I did some initial testing, and it seems like most of your time has been spent generating the actual interpolation functions. It seems that only vectorization will accelerate it to a ton, but it facilitates parallelization (which increases the speed). Here is an example.

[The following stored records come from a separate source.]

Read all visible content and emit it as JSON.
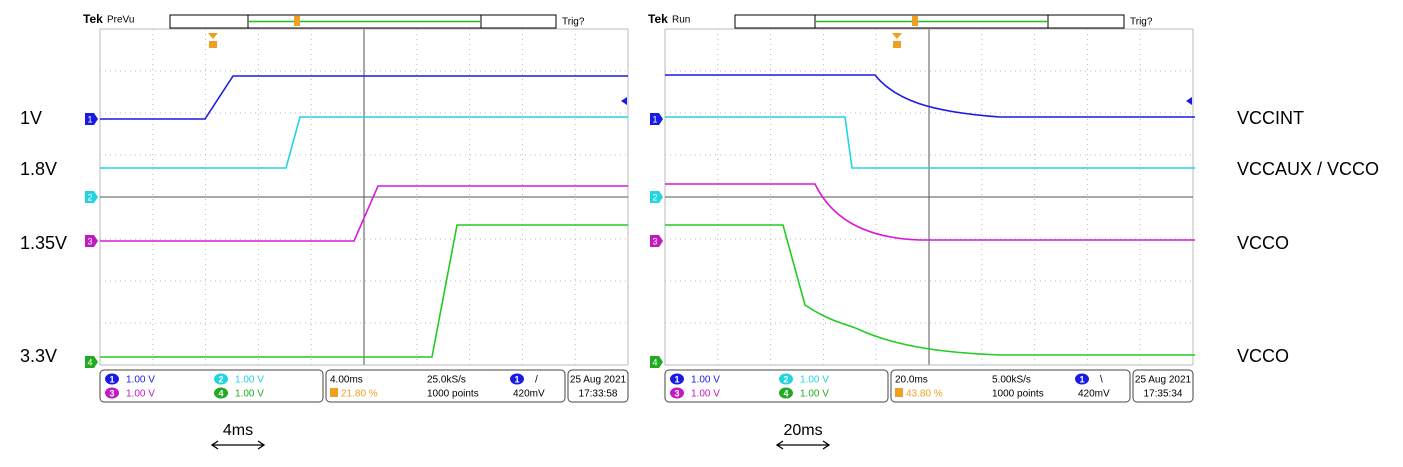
{
  "left_labels": [
    "1V",
    "1.8V",
    "1.35V",
    "3.3V"
  ],
  "right_labels": [
    "VCCINT",
    "VCCAUX / VCCO",
    "VCCO",
    "VCCO"
  ],
  "scopes": [
    {
      "brand": "Tek",
      "status": "PreVu",
      "trig": "Trig?",
      "channels": [
        {
          "label": "1",
          "scale": "1.00 V"
        },
        {
          "label": "2",
          "scale": "1.00 V"
        },
        {
          "label": "3",
          "scale": "1.00 V"
        },
        {
          "label": "4",
          "scale": "1.00 V"
        }
      ],
      "timebase": "4.00ms",
      "trigger_position": "21.80 %",
      "sample_rate": "25.0kS/s",
      "record_length": "1000 points",
      "trigger_channel": "1",
      "trigger_slope": "/",
      "trigger_level": "420mV",
      "date": "25 Aug 2021",
      "time": "17:33:58",
      "scale_note": "4ms"
    },
    {
      "brand": "Tek",
      "status": "Run",
      "trig": "Trig?",
      "channels": [
        {
          "label": "1",
          "scale": "1.00 V"
        },
        {
          "label": "2",
          "scale": "1.00 V"
        },
        {
          "label": "3",
          "scale": "1.00 V"
        },
        {
          "label": "4",
          "scale": "1.00 V"
        }
      ],
      "timebase": "20.0ms",
      "trigger_position": "43.80 %",
      "sample_rate": "5.00kS/s",
      "record_length": "1000 points",
      "trigger_channel": "1",
      "trigger_slope": "\\",
      "trigger_level": "420mV",
      "date": "25 Aug 2021",
      "time": "17:35:34",
      "scale_note": "20ms"
    }
  ]
}
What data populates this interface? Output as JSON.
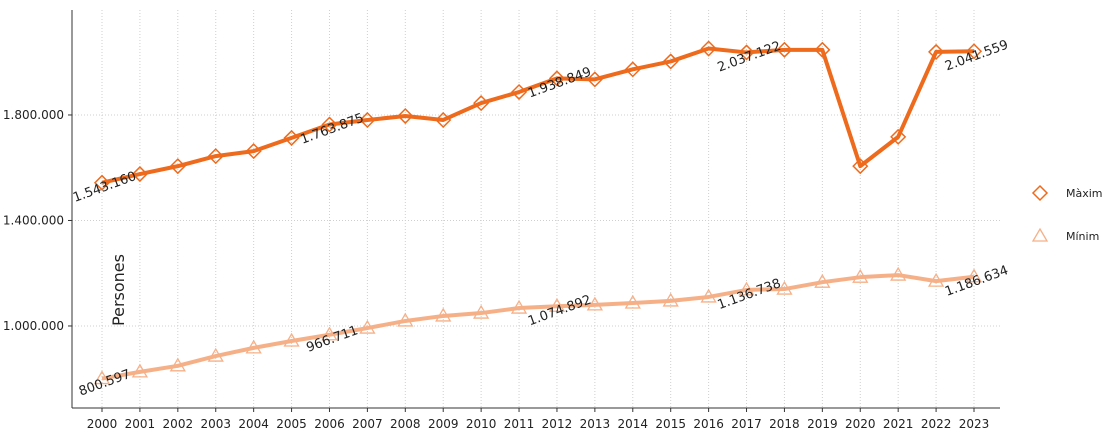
{
  "chart_data": {
    "type": "line",
    "y_label": "Persones",
    "categories": [
      "2000",
      "2001",
      "2002",
      "2003",
      "2004",
      "2005",
      "2006",
      "2007",
      "2008",
      "2009",
      "2010",
      "2011",
      "2012",
      "2013",
      "2014",
      "2015",
      "2016",
      "2017",
      "2018",
      "2019",
      "2020",
      "2021",
      "2022",
      "2023"
    ],
    "series": [
      {
        "name": "Màxim",
        "color": "#ee6a1c",
        "marker": "diamond",
        "values": [
          1543160,
          1576000,
          1606000,
          1644000,
          1663000,
          1713000,
          1763875,
          1781000,
          1796000,
          1781000,
          1845000,
          1887000,
          1938849,
          1935000,
          1973000,
          2003000,
          2052000,
          2037122,
          2047000,
          2047000,
          1606000,
          1717000,
          2039000,
          2041559
        ],
        "value_labels": [
          "1.543.160",
          null,
          null,
          null,
          null,
          null,
          "1.763.875",
          null,
          null,
          null,
          null,
          null,
          "1.938.849",
          null,
          null,
          null,
          null,
          "2.037.122",
          null,
          null,
          null,
          null,
          null,
          "2.041.559"
        ]
      },
      {
        "name": "Mínim",
        "color": "#f6b088",
        "marker": "triangle",
        "values": [
          800597,
          826000,
          849000,
          886000,
          917000,
          943000,
          966711,
          992000,
          1019000,
          1038000,
          1049000,
          1068000,
          1074892,
          1080000,
          1087000,
          1095000,
          1110000,
          1136738,
          1140000,
          1166000,
          1185000,
          1193000,
          1170000,
          1186634
        ],
        "value_labels": [
          "800.597",
          null,
          null,
          null,
          null,
          null,
          "966.711",
          null,
          null,
          null,
          null,
          null,
          "1.074.892",
          null,
          null,
          null,
          null,
          "1.136.738",
          null,
          null,
          null,
          null,
          null,
          "1.186.634"
        ]
      }
    ],
    "ylim": [
      689000,
      2198000
    ],
    "yticks": [
      {
        "value": 1000000,
        "label": "1.000.000"
      },
      {
        "value": 1400000,
        "label": "1.400.000"
      },
      {
        "value": 1800000,
        "label": "1.800.000"
      }
    ],
    "grid": true,
    "legend": "right"
  }
}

import numpy as np from scipy import interpolate import timeit import multiprocessing def myfunc(arg): x, y = arg return interpolate.PchipInterpolator(x, y, extrapolate=True) p = multiprocessing.Pool(processes=8) axes_have = np.ones((2, 72, 2001)) axes_have *= np.linspace(0, 100, 2001)[None, None, :] axes_have += np.linspace(-0.3, 0.3, 144).reshape((2, 72))[:, :, None] arr = np.sin(axes_have) arr *= np.random.random((2, 72))[:, :, None] axis_want = np.linspace(0, 100, 201) arr_ip = np.zeros((2, 72, 201)) s_time1 = timeit.default_timer() for i in range(arr.shape[0]): for j in range(arr.shape[1]): ip_func = interpolate.PchipInterpolator(axes_have[i, j, :], arr[i, j, :], extrapolate=True) arr_ip[i, j, :] = ip_func(axis_want) elapsed1 = timeit.default_timer() - s_time1 s_time2 = timeit.default_timer() flatten_have = [y for x in axes_have for y in x] flatten_arr = [y for x in arr for y in x] interp_time = timeit.default_timer() funcs = p.map(myfunc, zip(flatten_have, flatten_arr)) interp_elapsed = timeit.default_timer() - interp_time arr_ip = np.asarray([func(axis_want) for func in funcs]).reshape(2, 72, 201) elapsed2 = timeit.default_timer() - s_time2 print("Elapsed 1: {}".format(elapsed1)) print("Elapsed 2: {}".format(elapsed2)) print("Elapsed interp: {}".format(interp_elapsed))
Typical results (note that the vectorized implementation is almost exactly equal to the speed without parallelization and that I have 2 cores, so the execution time should be approximately (the original time / number of cores)):
Elapsed 1: 10.4025919437 Elapsed 2: 5.11409401894 Elapsed interp: 5.10987687111
Donβt get me wrong, there may be an algorithmic way to do it faster, but it seems like the easiest way to immediately accelerate, since the problem is awkwardly parallel.